For many it is a case of ‘hunt the space’ every day when they return from work or a shopping trip and try to find somewhere to park that is not a route march away from where they live.
Like them or not, residents’ permit zones were introduced to combat that kind of free-for-all, offering people improved odds of being able to park close to their home.
The problem is the cost. We reveal today how people who park their cars in permit zones in the city could end up paying £630 a year for use of a third car at the same address.
The city council proposes to increase the cost of a second and third permit at each address by £20 and £40 respectively over the next three years.
This follows a quadrupling of the third parking permit price last year.
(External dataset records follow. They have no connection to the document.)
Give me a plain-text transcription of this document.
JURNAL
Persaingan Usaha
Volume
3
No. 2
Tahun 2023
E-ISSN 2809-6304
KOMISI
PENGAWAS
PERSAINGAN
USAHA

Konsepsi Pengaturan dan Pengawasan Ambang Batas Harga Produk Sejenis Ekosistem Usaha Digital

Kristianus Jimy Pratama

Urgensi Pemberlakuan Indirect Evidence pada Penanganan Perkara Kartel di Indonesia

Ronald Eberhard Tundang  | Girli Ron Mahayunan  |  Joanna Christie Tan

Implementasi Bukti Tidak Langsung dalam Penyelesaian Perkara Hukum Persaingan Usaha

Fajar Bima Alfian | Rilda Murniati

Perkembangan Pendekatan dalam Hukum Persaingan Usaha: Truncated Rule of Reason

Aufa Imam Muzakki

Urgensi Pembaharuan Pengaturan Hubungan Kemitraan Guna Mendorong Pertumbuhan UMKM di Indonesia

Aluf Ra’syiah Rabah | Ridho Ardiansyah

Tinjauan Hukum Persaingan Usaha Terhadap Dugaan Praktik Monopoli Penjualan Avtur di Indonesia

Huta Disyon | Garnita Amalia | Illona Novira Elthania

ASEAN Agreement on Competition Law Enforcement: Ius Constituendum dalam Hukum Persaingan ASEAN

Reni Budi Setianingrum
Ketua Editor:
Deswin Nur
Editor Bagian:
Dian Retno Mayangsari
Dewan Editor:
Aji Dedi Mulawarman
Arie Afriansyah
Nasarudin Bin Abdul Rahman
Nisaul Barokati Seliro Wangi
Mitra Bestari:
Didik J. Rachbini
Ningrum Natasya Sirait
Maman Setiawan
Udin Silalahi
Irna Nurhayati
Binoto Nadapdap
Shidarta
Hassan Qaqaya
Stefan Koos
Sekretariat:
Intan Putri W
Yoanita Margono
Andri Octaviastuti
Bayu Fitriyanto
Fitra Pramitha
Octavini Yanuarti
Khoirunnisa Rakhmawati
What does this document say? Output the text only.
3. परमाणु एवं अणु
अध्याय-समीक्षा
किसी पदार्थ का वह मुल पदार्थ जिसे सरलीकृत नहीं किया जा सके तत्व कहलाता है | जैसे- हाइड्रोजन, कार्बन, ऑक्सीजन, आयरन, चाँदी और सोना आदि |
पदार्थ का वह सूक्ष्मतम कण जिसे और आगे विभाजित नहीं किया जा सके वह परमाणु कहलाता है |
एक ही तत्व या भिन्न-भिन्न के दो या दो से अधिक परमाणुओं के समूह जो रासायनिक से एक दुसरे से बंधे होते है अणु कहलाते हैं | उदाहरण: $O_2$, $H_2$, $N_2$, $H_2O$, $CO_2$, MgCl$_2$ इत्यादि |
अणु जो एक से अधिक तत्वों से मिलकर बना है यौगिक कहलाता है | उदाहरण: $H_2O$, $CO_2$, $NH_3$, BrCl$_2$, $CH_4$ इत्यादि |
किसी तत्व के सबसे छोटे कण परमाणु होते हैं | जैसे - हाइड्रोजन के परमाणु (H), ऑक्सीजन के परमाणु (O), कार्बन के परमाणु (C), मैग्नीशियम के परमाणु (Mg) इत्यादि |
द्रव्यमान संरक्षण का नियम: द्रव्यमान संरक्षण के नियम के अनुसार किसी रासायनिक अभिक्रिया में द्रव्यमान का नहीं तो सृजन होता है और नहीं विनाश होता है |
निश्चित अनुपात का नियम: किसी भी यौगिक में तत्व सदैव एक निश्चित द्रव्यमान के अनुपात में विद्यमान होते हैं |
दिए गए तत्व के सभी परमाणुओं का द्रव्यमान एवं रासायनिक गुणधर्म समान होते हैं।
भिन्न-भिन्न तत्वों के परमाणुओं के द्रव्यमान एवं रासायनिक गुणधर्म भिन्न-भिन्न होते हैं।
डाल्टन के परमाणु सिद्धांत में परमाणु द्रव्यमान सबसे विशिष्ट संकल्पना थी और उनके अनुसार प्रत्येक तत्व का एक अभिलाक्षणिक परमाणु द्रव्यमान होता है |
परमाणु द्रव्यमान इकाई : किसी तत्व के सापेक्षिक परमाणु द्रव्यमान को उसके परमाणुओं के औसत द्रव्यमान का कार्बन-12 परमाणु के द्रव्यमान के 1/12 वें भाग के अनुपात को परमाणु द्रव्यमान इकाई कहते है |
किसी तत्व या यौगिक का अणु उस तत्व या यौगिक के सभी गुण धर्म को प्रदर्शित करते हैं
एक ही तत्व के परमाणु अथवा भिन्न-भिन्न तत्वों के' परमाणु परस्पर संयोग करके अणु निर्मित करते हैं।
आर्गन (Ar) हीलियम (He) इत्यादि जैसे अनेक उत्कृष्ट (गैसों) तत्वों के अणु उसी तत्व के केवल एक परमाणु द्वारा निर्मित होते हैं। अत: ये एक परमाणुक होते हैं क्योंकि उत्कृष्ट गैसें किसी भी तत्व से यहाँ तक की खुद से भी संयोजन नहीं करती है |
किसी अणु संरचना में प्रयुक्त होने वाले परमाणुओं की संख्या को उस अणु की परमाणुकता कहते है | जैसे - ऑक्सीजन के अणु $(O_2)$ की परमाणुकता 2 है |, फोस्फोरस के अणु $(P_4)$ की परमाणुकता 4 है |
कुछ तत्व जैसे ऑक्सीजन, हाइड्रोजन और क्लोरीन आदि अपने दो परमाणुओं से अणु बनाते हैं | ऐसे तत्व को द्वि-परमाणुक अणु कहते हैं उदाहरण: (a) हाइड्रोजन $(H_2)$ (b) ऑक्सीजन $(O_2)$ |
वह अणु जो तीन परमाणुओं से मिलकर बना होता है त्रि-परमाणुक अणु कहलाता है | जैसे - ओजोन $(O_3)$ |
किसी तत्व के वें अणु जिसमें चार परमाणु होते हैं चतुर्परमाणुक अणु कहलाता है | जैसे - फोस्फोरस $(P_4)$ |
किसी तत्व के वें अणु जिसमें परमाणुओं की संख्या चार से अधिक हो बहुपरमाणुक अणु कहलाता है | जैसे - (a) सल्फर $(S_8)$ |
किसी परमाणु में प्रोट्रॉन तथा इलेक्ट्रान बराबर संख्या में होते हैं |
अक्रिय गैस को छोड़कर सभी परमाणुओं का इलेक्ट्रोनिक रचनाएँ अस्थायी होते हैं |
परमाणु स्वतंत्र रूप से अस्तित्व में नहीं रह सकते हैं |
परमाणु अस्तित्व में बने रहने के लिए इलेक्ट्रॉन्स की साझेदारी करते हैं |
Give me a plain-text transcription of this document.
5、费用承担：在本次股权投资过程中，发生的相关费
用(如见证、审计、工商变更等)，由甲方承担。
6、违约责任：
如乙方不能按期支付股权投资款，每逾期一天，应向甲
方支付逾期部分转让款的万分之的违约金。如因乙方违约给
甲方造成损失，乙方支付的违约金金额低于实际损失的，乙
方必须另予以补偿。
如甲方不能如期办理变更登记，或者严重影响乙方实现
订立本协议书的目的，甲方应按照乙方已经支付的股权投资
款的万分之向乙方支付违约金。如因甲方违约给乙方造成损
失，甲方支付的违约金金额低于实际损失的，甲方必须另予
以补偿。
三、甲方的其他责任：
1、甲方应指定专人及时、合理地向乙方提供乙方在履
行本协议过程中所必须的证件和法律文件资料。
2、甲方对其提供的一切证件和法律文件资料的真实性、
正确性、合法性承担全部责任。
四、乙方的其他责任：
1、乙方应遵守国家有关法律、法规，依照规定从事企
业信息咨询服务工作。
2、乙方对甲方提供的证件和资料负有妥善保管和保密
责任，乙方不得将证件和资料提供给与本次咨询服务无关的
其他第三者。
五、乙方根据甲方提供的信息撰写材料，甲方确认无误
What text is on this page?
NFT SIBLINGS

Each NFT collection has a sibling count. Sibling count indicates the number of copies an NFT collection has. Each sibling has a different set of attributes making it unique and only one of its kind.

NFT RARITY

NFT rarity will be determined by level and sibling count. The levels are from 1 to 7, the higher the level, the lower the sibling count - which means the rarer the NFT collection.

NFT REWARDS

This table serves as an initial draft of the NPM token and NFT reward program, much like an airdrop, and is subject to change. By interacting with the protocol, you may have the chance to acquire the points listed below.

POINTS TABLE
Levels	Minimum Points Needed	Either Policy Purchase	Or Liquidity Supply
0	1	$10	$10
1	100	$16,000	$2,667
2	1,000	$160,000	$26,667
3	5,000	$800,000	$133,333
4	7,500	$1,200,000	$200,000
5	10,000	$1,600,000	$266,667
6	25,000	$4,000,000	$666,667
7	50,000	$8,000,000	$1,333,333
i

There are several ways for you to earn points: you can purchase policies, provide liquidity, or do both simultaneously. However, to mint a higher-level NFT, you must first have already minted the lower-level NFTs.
It all means that a household with three cars within a permit zone could pay up to £880 in 2020 under the new measures – which include an additional administrative fee of £100 per multi-vehicle permit.
Little wonder that people have reacted angrily. They can’t see why the price keeps going up and say their vehicles are a necessity and they are being unfairly penalised.
Painter and decorator Michael Brown says he had to give up his third parking permit for his business van because of the cost.
Councillor Simon Bosher, the cabinet member for transport, talks about the permit charges forcing people to question whether they really need multiple vehicles.
But the problem is that people feel the alternative of public transport is just not good enough to get them out from behind their steering wheels.
That’s the big challenge. Give people a viable alternative and we stand a chance of putting the brakes on increasing car use.
But until then some people will continue to feel the permit system is being used as an income generator rather than as part of a joined-up transport plan.